A function called a "routine"? Why do we need the global symbol?
Nothing's referencing it AFAICT.

> +/*
> + * Routine used to encrypt kernel.
> + * This routine must be run outside of the kernel proper since
> + * the kernel will be encrypted during the process. So this
> + * routine is defined here and then copied to an area outside
> + * of the kernel where it will remain and run decrypted
> + * during execution.
> + *
> + * On entry the registers must be:
> + * RDI - virtual address for the encrypted kernel mapping
> + * RSI - virtual address for the decrypted kernel mapping
> + * RDX - address of the pagetables to use for encryption
> + * RCX - length of kernel
> + * R8 - intermediate copy buffer
> + *
> + * RAX - points to this routine
> + *
> + * The kernel will be encrypted by copying from the non-encrypted
> + * kernel space to an intermediate buffer and then copying from the
> + * intermediate buffer back to the encrypted kernel space.
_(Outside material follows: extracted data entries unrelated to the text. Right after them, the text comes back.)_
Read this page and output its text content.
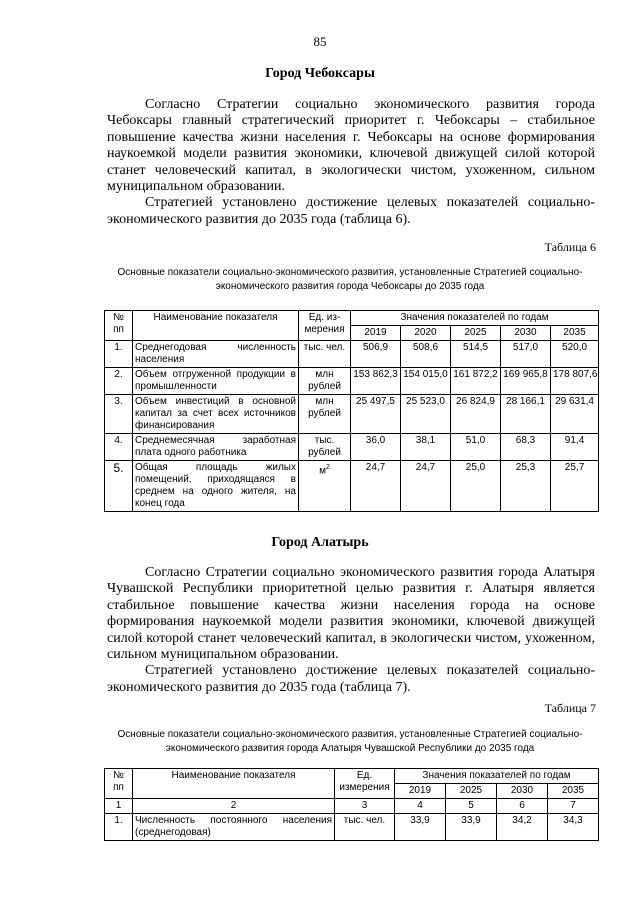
85
Город Чебоксары

Согласно Стратегии социально экономического развития города Чебоксары главный стратегический приоритет г. Чебоксары – стабильное повышение качества жизни населения г. Чебоксары на основе формирования наукоемкой модели развития экономики, ключевой движущей силой которой станет человеческий капитал, в экологически чистом, ухоженном, сильном муниципальном образовании.

Стратегией установлено достижение целевых показателей социально-экономического развития до 2035 года (таблица 6).

Таблица 6
Основные показатели социально-экономического развития, установленные Стратегией социально-экономического развития города Чебоксары до 2035 года
№ пп	Наименование показателя	Ед. из-мерения	Значения показателей по годам				
			2019	2020	2025	2030	2035
1.	Среднегодовая численность населения	тыс. чел.	506,9	508,6	514,5	517,0	520,0
2.	Объем отгруженной продукции в промышленности	млн рублей	153 862,3	154 015,0	161 872,2	169 965,8	178 807,6
3.	Объем инвестиций в основной капитал за счет всех источников финансирования	млн рублей	25 497,5	25 523,0	26 824,9	28 166,1	29 631,4
4.	Среднемесячная заработная плата одного работника	тыс. рублей	36,0	38,1	51,0	68,3	91,4
5.	Общая площадь жилых помещений, приходящаяся в среднем на одного жителя, на конец года	$м^2$	24,7	24,7	25,0	25,3	25,7
Город Алатырь

Согласно Стратегии социально экономического развития города Алатыря Чувашской Республики приоритетной целью развития г. Алатыря является стабильное повышение качества жизни населения города на основе формирования наукоемкой модели развития экономики, ключевой движущей силой которой станет человеческий капитал, в экологически чистом, ухоженном, сильном муниципальном образовании.

Стратегией установлено достижение целевых показателей социально-экономического развития до 2035 года (таблица 7).

Таблица 7
Основные показатели социально-экономического развития, установленные Стратегией социально-экономического развития города Алатыря Чувашской Республики до 2035 года
№ пп	Наименование показателя	Ед. измерения	Значения показателей по годам			
			2019	2025	2030	2035
1	2	3	4	5	6	7
1.	Численность постоянного населения (среднегодовая)	тыс. чел.	33,9	33,9	34,2	34,3
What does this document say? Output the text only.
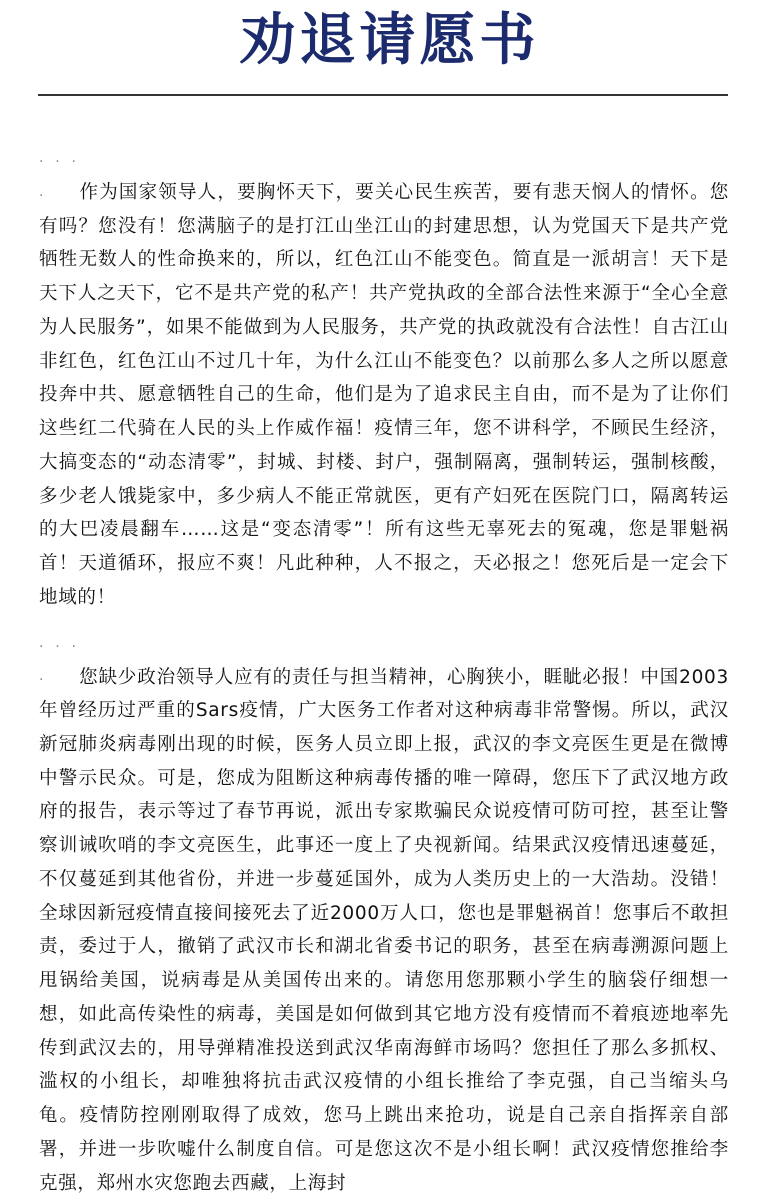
劝退请愿书

. . . . 作为国家领导人，要胸怀天下，要关心民生疾苦，要有悲天悯人的情怀。您有吗？您没有！您满脑子的是打江山坐江山的封建思想，认为党国天下是共产党牺牲无数人的性命换来的，所以，红色江山不能变色。简直是一派胡言！天下是天下人之天下，它不是共产党的私产！共产党执政的全部合法性来源于“全心全意为人民服务”，如果不能做到为人民服务，共产党的执政就没有合法性！自古江山非红色，红色江山不过几十年，为什么江山不能变色？以前那么多人之所以愿意投奔中共、愿意牺牲自己的生命，他们是为了追求民主自由，而不是为了让你们这些红二代骑在人民的头上作威作福！疫情三年，您不讲科学，不顾民生经济，大搞变态的“动态清零”，封城、封楼、封户，强制隔离，强制转运，强制核酸，多少老人饿毙家中，多少病人不能正常就医，更有产妇死在医院门口，隔离转运的大巴凌晨翻车……这是“变态清零”！所有这些无辜死去的冤魂，您是罪魁祸首！天道循环，报应不爽！凡此种种，人不报之，天必报之！您死后是一定会下地域的！

. . . . 您缺少政治领导人应有的责任与担当精神，心胸狭小，睚眦必报！中国2003年曾经历过严重的Sars疫情，广大医务工作者对这种病毒非常警惕。所以，武汉新冠肺炎病毒刚出现的时候，医务人员立即上报，武汉的李文亮医生更是在微博中警示民众。可是，您成为阻断这种病毒传播的唯一障碍，您压下了武汉地方政府的报告，表示等过了春节再说，派出专家欺骗民众说疫情可防可控，甚至让警察训诫吹哨的李文亮医生，此事还一度上了央视新闻。结果武汉疫情迅速蔓延，不仅蔓延到其他省份，并进一步蔓延国外，成为人类历史上的一大浩劫。没错！全球因新冠疫情直接间接死去了近2000万人口，您也是罪魁祸首！您事后不敢担责，委过于人，撤销了武汉市长和湖北省委书记的职务，甚至在病毒溯源问题上甩锅给美国，说病毒是从美国传出来的。请您用您那颗小学生的脑袋仔细想一想，如此高传染性的病毒，美国是如何做到其它地方没有疫情而不着痕迹地率先传到武汉去的，用导弹精准投送到武汉华南海鲜市场吗？您担任了那么多抓权、滥权的小组长，却唯独将抗击武汉疫情的小组长推给了李克强，自己当缩头乌龟。疫情防控刚刚取得了成效，您马上跳出来抢功，说是自己亲自指挥亲自部署，并进一步吹嘘什么制度自信。可是您这次不是小组长啊！武汉疫情您推给李克强，郑州水灾您跑去西藏，上海封
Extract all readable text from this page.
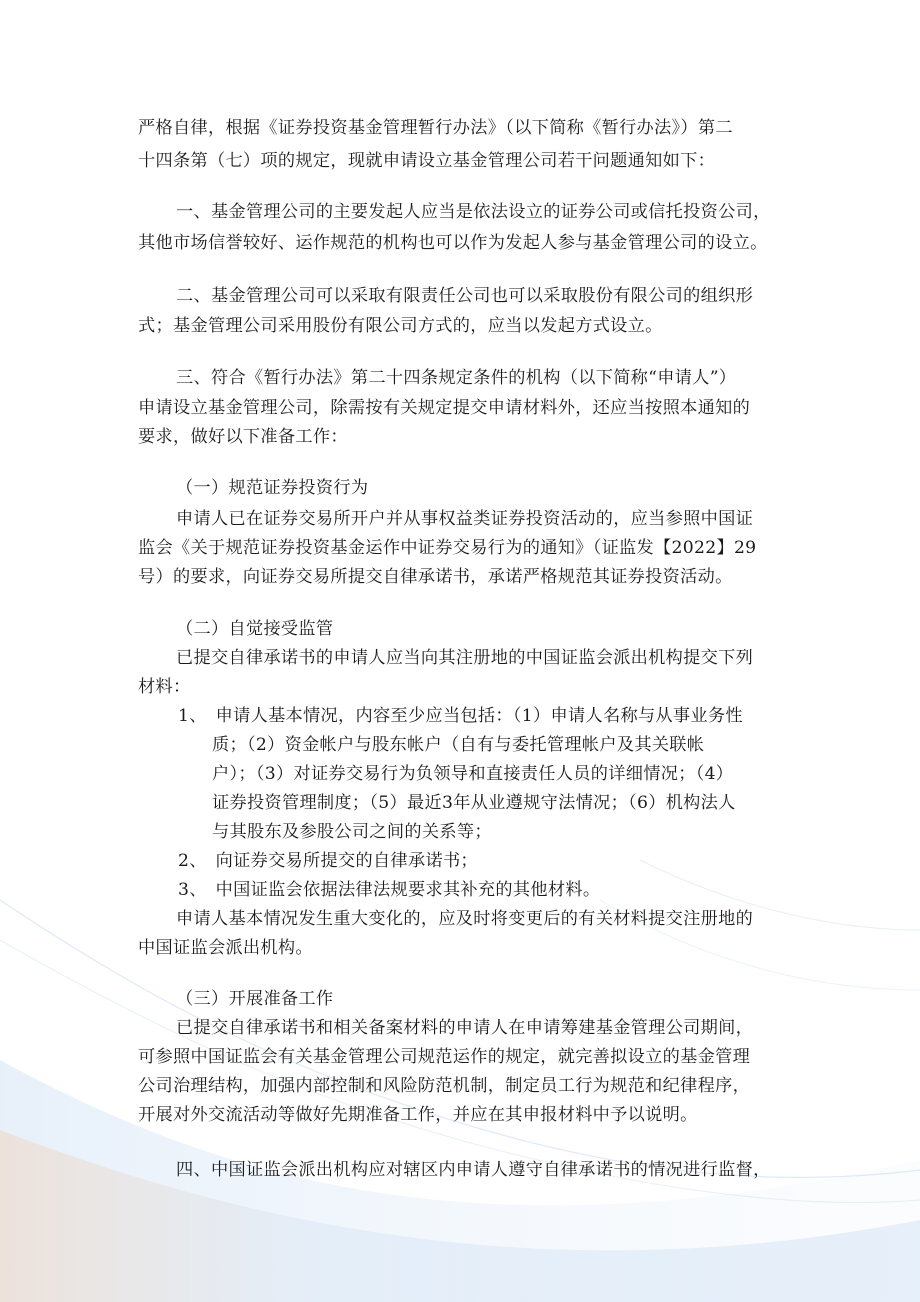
严格自律，根据《证券投资基金管理暂行办法》（以下简称《暂行办法》）第二
十四条第（七）项的规定，现就申请设立基金管理公司若干问题通知如下：
一、基金管理公司的主要发起人应当是依法设立的证券公司或信托投资公司，
其他市场信誉较好、运作规范的机构也可以作为发起人参与基金管理公司的设立。
二、基金管理公司可以采取有限责任公司也可以采取股份有限公司的组织形
式；基金管理公司采用股份有限公司方式的，应当以发起方式设立。
三、符合《暂行办法》第二十四条规定条件的机构（以下简称“申请人”）
申请设立基金管理公司，除需按有关规定提交申请材料外，还应当按照本通知的
要求，做好以下准备工作：
（一）规范证券投资行为
申请人已在证券交易所开户并从事权益类证券投资活动的，应当参照中国证
监会《关于规范证券投资基金运作中证券交易行为的通知》（证监发【2022】29
号）的要求，向证券交易所提交自律承诺书，承诺严格规范其证券投资活动。
（二）自觉接受监管
已提交自律承诺书的申请人应当向其注册地的中国证监会派出机构提交下列
材料：
1、　申请人基本情况，内容至少应当包括：（1）申请人名称与从事业务性
质；（2）资金帐户与股东帐户（自有与委托管理帐户及其关联帐
户）；（3）对证券交易行为负领导和直接责任人员的详细情况；（4）
证券投资管理制度；（5）最近3年从业遵规守法情况；（6）机构法人
与其股东及参股公司之间的关系等；
2、　向证券交易所提交的自律承诺书；
3、　中国证监会依据法律法规要求其补充的其他材料。
申请人基本情况发生重大变化的，应及时将变更后的有关材料提交注册地的
中国证监会派出机构。
（三）开展准备工作
已提交自律承诺书和相关备案材料的申请人在申请筹建基金管理公司期间，
可参照中国证监会有关基金管理公司规范运作的规定，就完善拟设立的基金管理
公司治理结构，加强内部控制和风险防范机制，制定员工行为规范和纪律程序，
开展对外交流活动等做好先期准备工作，并应在其申报材料中予以说明。
四、中国证监会派出机构应对辖区内申请人遵守自律承诺书的情况进行监督，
The physical
> + * addresses of the two kernel space mappings are the same which
> + * results in the kernel being encrypted "in place".
> + */
> + /* Enable the new page tables */
> + mov %rdx, %cr3
> +
> + /* Flush any global TLBs */
> + mov %cr4, %rdx
> + andq $~X86_CR4_PGE, %rdx
> + mov %rdx, %cr4
> + orq $X86_CR4_PGE, %rdx
> + mov %rdx, %cr4
> +
> + /* Set the PAT register PA5 entry to write-protect */
> + push %rcx
> + movl $MSR_IA32_CR_PAT, %ecx
> + rdmsr
> + push %rdx /* Save original PAT value */
> + andl $0xffff00ff, %edx /* Clear PA5 */
> + orl $0x00000500, %edx /* Set PA5 to WP */

Maybe check first whether PA5 is already set correctly and avoid the
WRMSR and the restoring below too?

> + wrmsr
> + pop %rdx /* RDX contains original PAT value */
> + pop %rcx
> +
> + movq %rcx, %r9 /* Save kernel length */
> + movq %rdi, %r10 /* Save encrypted kernel address */
> + movq %rsi, %r11 /* Save decrypted kernel address */
> +
> + wbinvd /* Invalidate any cache entries */
> +
> + /* Copy/encrypt 2MB at a time */
> +1:
> + movq %r11, %rsi /* Source - decrypted kernel */
> + movq %r8, %rdi /* Dest - intermediate copy buffer */
> + movq $PMD_PAGE_SIZE, %rcx /* 2MB length */
> + rep movsb

not movsQ?

> + movq %r8, %rsi /* Source - intermediate copy buffer */
> + movq %r10, %rdi /* Dest - encrypted kernel */
> + movq $PMD_PAGE_SIZE, %rcx /* 2MB length */
> + rep movsb
> +
> + addq $PMD_PAGE_SIZE, %r11
> + addq $PMD_PAGE_SIZE, %r10
> + subq $PMD_PAGE_SIZE, %r9 /* Kernel length decrement */
> + jnz 1b /* Kernel length not zero? */
> +
> + /* Restore PAT register */
> + push %rdx /* Save original PAT value */
> + movl $MSR_IA32_CR_PAT, %ecx
> + rdmsr
> + pop %rdx /* Restore original PAT value */
> + wrmsr
> +
> + ret
> +ENDPROC(sme_enc_routine)
> +.Lenc_stop:
>

--
Regards/Gruss,
Boris.

Good mailing practices for 400: avoid top-posting and trim the reply.